Normally OverDrive—the vendor providing e-book services to libraries—takes a hefty percentage of book purchase prices as a commission when libraries buy an e-book. But they’ve made an exception for local small-press books, says Dyan Bader, manager of systems and collections access for the Provincial Library. Bader was part of the team that negotiated the deal that made the collection—the first of its kind outside Quebec—possible.
“We buy e-books directly from the publishers and then we load them directly into OverDrive. So the publishers get 100 percent of the purchase price and therefore their authors get a full cut,” Bader says. MacNeil says circulation numbers have been good and that the local collection has “opened the door” to other Canadian libraries “doing this in a more widespread way.”
MacNeil, whose first job at the library was shelving books 13 years ago, is one of the people behind another e-book project—this one focused on cookbooks. Halifax Public Libraries launched Cloud Cookbooks last fall. Through the library website, users can search dozens of Atlantic Canadian cookbooks—by title, recipe, author, ingredients or other keywords.
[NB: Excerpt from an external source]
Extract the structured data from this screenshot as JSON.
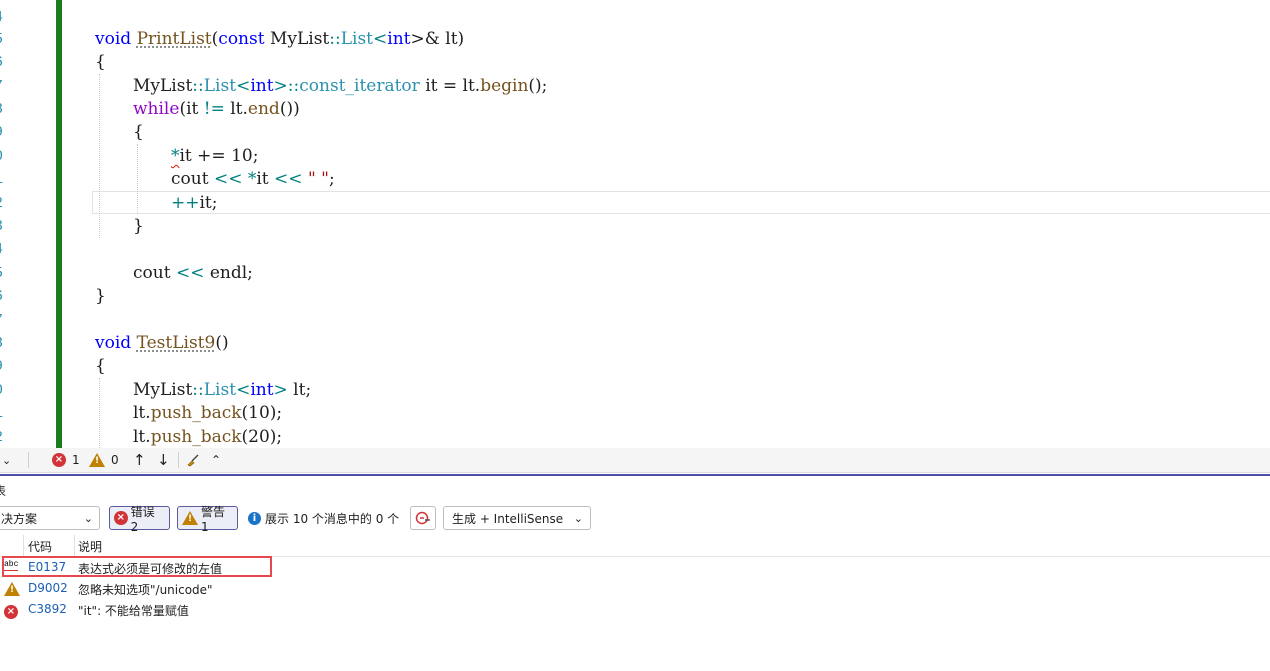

The project came about when MacNeil was in a meeting, with Bader and Formac publisher Jim Lorimer, reviewing the success of the local e-book collection. “Jim mentioned this thing he was working on that would have lots of local cookbooks on it,” MacNeil recalls, “and that piqued my interest immediately. Fast-forward five or six months and Halifax became the first Canadian library to host and promote the Cloud Cookbooks site.”
Lorimer adds, “This is something new that creates new ways of using Canadian books. We have to be able to compete with Epicurious and the New York Times and all these other services. If we were putting up 100 miscellaneous cookbooks from anywhere, I don’t know what the response would be like. But when you tell people in Halifax they can get Craig Flinn’s recipes on the site, they know what that means.”
For her part, Emery would like to see libraries go even further in promoting access to local writers, whether published or not. She hopes Nova Scotia libraries will eventually adopt the SELF-e platform, developed by Library Journal, which allows indie writers to upload their self-published e-books. She says the platform could “help these indie authors get going until they are published in more traditional formats.”
Whether it’s through promoting online collections, making e-books more accessible, or creative displays highlighting authors and collections, Lorimer says there’s no doubt libraries play a crucial role in connecting local writers and readers. “Public libraries are a powerful source of awareness of books. The stats really show how powerful libraries are in telling people about books they don’t know about.”